Whilst much of the focus goes towards the team at Nintendo of Japan for the likes of Mario and Zelda, let's not forget the Treehouse.
The highly-secretive, talented team have spent hours, years putting their translation, cultural and localisation talents to a slew of Nintendo projects and games. From the smallest screenshot to the end product, Treehouse has paved the way for Nintendo's global success.
Kotaku recently visited Nintendo of America's offices to sit down with some of the team to discuss recent projects and their approach to development.

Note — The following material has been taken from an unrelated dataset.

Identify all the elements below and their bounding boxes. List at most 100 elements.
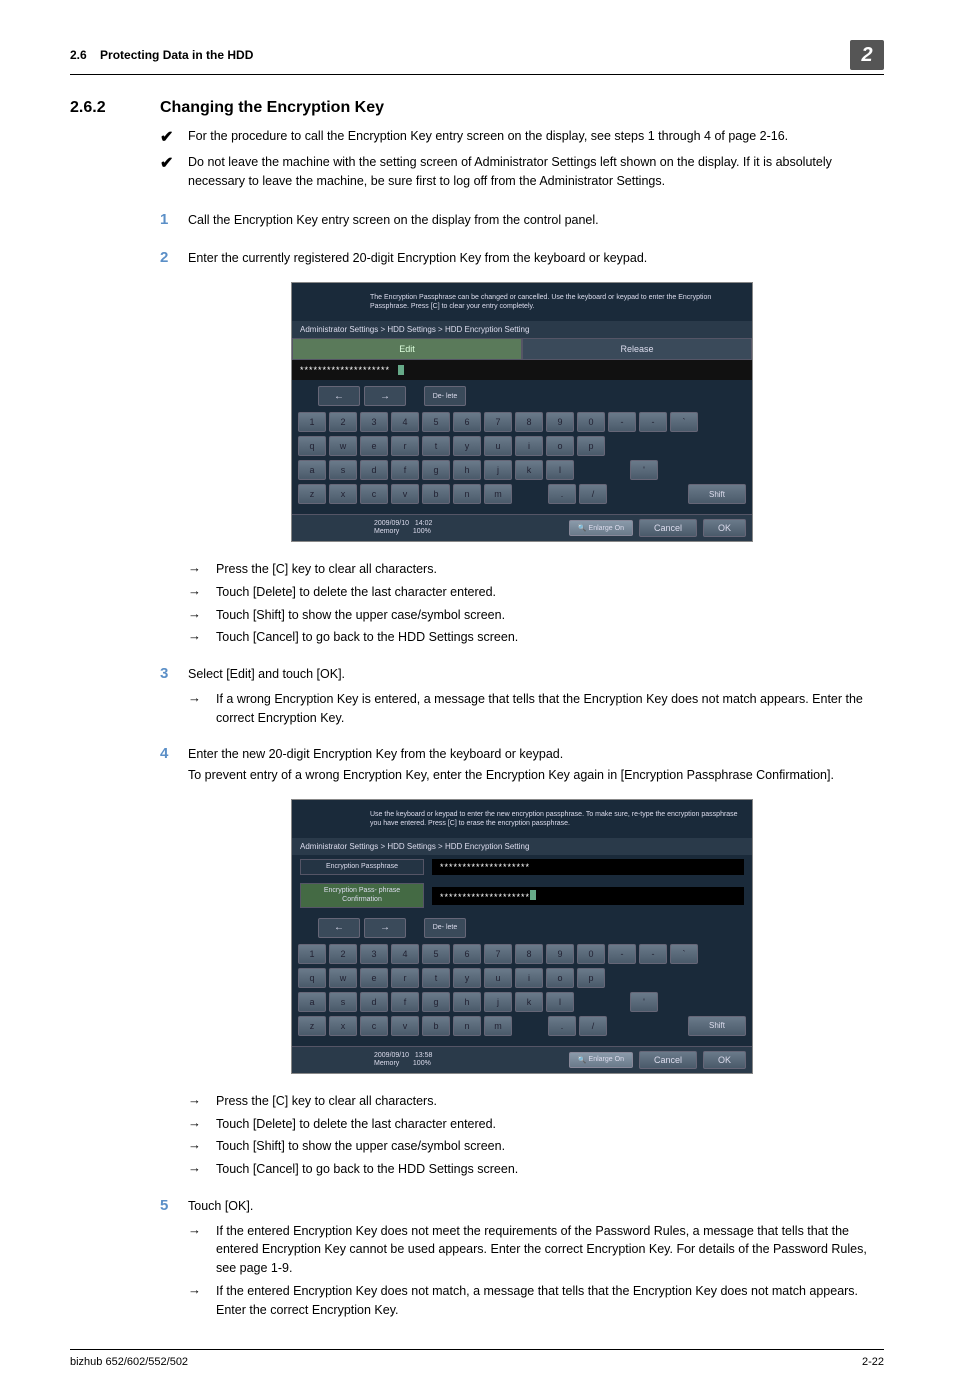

The group's origins came in the early 90s, where the initial staff worked on revising some of the text in SNES classic Donkey Kong Country for a US audience, with the game code-named "Treehouse", which inspired the group's name.
Treehouse gets involved fairly early when it comes to text-heavy games like Animal Crossing and Fire Emblem, but quite late for low-key text affairs like Wii Sports. At one point New Leaf has had 50 translators/editors working on that title alone.
"You get your text in there and you start playing through it, and the debug team is playing through it and sending you bugs, and you're fixing stuff that's wrong but you're also massaging stuff to be funnier, to be clearer, to be a better line here, a better line there. And that process… I really do think you just use every last drop of—until they're saying, 'We have to ship this game. We're cutting you off." - Nate Bihldorff
The features goes onto describe the smallest detail that takes a large amount of effort to fit and get right, for example naming a Legend of Zelda enemy or trying to strike a balance between Japanese and Western comedy situations.